The researchers will examine primarily the legal acts adopted and issued by the state in reaction to the pandemic (legislative acts, judicial decisions, etc.), but also informal political actions. They will look into the circumstances of how they came into existence and their consequences on the legal order. The project will focus on the methods, advantages, and disadvantages of the constitutional solution, its specification in subordinate legislation, its application during the coronavirus crisis, and recommended legislative changes.

The outputs of the project, which are regularly published at, will provide a blueprint for possible changes to the legal framework governing the states declared in extraordinary situations. In the context of a broader evaluation of the development of constitutional principles (the principle of the rule of law, protection of fundamental rights, etc.), the project hopes to inspire the decision-making of public bodies (the executive and the judiciary) in times of crisis and help settle disputes arising out of the past crisis.

The Technology Agency of the Czech Republic centralises state funding for applied research and development.

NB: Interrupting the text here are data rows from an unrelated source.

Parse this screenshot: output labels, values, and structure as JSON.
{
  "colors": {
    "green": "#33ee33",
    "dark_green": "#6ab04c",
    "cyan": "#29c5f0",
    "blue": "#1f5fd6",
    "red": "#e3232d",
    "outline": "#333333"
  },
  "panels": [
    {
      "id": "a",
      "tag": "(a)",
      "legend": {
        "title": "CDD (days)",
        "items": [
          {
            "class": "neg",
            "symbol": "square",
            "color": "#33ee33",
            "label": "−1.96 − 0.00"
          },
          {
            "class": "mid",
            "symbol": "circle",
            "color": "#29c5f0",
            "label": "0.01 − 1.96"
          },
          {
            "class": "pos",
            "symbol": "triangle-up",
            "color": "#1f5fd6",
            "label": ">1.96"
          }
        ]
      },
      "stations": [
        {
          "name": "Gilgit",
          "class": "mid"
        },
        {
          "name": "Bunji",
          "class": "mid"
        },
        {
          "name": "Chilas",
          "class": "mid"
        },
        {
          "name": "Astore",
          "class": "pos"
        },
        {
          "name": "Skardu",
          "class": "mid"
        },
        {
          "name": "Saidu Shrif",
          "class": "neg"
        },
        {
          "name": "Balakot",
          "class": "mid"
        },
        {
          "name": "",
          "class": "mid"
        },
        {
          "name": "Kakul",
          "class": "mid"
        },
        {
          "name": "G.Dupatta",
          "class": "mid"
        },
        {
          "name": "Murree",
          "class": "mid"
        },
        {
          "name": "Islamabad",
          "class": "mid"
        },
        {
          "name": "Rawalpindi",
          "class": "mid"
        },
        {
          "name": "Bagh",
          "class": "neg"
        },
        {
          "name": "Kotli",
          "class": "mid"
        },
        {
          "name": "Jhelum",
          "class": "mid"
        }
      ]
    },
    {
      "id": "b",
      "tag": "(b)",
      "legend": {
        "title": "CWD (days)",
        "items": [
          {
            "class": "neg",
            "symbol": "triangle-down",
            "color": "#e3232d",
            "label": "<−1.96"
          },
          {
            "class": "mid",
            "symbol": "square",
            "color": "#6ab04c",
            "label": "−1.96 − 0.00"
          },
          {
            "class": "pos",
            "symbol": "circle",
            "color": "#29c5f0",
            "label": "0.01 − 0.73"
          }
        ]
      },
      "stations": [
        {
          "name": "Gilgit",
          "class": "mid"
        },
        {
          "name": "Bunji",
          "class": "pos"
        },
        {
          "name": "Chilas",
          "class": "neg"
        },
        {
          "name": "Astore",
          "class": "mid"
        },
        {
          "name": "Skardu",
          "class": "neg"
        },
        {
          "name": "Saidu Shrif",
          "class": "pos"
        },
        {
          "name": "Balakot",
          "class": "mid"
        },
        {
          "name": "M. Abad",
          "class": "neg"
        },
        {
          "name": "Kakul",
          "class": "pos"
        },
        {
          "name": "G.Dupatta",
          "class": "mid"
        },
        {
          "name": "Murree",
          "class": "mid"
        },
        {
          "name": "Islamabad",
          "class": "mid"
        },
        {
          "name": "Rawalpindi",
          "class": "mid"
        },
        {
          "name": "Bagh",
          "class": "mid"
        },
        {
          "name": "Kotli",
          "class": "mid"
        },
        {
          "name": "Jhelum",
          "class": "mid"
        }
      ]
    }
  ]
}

Milestones in the project:

December 2020: Launch of the website dedicated to the latest changes in the legal order in relation to the coronavirus crisis (brief comments, annotations of judicial decisions, basic information for foreigners available also in English);

Autumn 2020 - Summer 2021: Research of relevant legal acts (crisis and extraordinary measures), elaboration of the basic framework for their analysis, reflection of constitutional and theoretical bases and legal and philosophical bases for states declared in extraordinary situations in the context of the coronavirus crisis (constitutional dictatorship, crisis management models, emergency measures, impact on fundamental rights), operation of the website;

Autumn 2021: Publication of two journal articles (analysis of case-law of the Constitutional Court and administrative courts);

Autumn 2021 - Spring 2022: Formulation of the final outputs, preparation of the workshop, operation of the website;

Spring 2022: Finalisation of the first draft of the proposed changes to the Constitutional Act on Security and the subordinate legislation (the Crisis Act and the Public Health Protection Act); workshop in the Parliament of the Czech Republic (presentation of recommendations);

September 2022: Publication of a comprehensive monograph setting out all the knowledge acquired within the project, including the recommended changes to the legal regulation, to the approach adopted by executive and legislative bodies, as well as changes to the judicial review of the questions analysed.